What's Canadian up-talk?
Raising the ends of sentences, as in a question. V. annoying, though not so much as the way all young women seem to talk since they started whitening the hell out of their teeth, and stopped having to give complete sentence oral answers in classrooms. Mainly, I think, it's simply that children no longer expected to make any effort to be comprehensible; girls keep their baby voices into adulthood.
Of course, I have a very low annoyance threshold in matters linguistic - all the more so, since my auditory ossicles have begun falling prey to arthritis.
I understand maybe one word in ten of telephone communications with service personnel: all young people (not just the ones in India) speak very fast, very high, and run their words together, with no logic to the phrasing; no punctuation.
Sometimes I have to stop them and say: I...do...not...understand...you. Please...speak...slowly. And they try, usually, but it doesn't last.
Here the clearest form of spoken English is RP, 'received pronunciation'. It was developed in the early years of BBC broadcast over 'the wireless', as the most easily understood form of spoken English, clear to understand the world over, particularly in the commonwealth countries, where the World Service broadcast.
And we really, really appreciate it. They're the only television programs where we can actually follow the dialogue or narration. It doesn't hurt that the programme is usually about something I actually want to know. (Or baking. I never bake; just enjoy watching other people make things I can't eat.)
Some of the older Canadian actors also learned how to project to "the cheap seats", and are all the better for it.
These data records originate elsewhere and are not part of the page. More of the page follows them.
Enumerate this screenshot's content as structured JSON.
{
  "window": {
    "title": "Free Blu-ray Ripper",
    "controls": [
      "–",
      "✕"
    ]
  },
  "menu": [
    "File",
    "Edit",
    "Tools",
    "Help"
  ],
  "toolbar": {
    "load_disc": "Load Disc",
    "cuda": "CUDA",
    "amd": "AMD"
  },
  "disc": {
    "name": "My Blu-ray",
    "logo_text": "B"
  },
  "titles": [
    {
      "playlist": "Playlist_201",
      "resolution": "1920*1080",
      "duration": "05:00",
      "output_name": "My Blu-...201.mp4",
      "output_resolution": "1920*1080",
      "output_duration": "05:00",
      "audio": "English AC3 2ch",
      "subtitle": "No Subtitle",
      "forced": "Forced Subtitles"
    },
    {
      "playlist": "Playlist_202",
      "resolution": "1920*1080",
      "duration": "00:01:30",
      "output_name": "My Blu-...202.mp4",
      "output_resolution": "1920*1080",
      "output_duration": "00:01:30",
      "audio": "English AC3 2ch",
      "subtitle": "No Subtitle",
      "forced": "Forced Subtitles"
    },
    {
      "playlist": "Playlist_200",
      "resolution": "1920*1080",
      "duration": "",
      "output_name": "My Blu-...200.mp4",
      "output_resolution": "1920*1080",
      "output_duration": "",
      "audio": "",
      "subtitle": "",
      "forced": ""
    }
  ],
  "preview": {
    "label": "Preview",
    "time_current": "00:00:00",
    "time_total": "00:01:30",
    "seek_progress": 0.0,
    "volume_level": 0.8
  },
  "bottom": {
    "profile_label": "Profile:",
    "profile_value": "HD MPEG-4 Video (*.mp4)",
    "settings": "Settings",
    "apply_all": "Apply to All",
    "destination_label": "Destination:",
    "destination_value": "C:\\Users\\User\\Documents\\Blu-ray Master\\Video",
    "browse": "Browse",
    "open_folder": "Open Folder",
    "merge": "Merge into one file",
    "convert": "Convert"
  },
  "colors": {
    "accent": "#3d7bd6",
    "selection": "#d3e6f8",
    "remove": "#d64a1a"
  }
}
Skip wrote:My son wants a "tat". So the plan is to make him watch a series called "Tattoo Fixers", where stupid young things, who've had stupid dumb tattoos, or those who are older and inked, regretting their choice of design, visit the 'fixers' to have something new, and splendid, drawn over the top. It's a dicey move on my part: my intention to show him that whilst people change, it's harder with tattoos, and that he should wait until he is older, wiser and above all sure of what he wants, may be crushed under the weight of the fact that bigger, better tattoos can replace the ones you have misgivings about. He may come away thinking "I can always get a do-over."
He's going to find out anyway; better he not hear it from the youthful ignorami who make light of the potential problems.
Do emphasize the pain and the risk of infection and disfigurement.
I suppose I would allow a small, neutral, unobtrusive one as a trial. Glad it didn't come up when my kids were 14: the arguments were about piercing.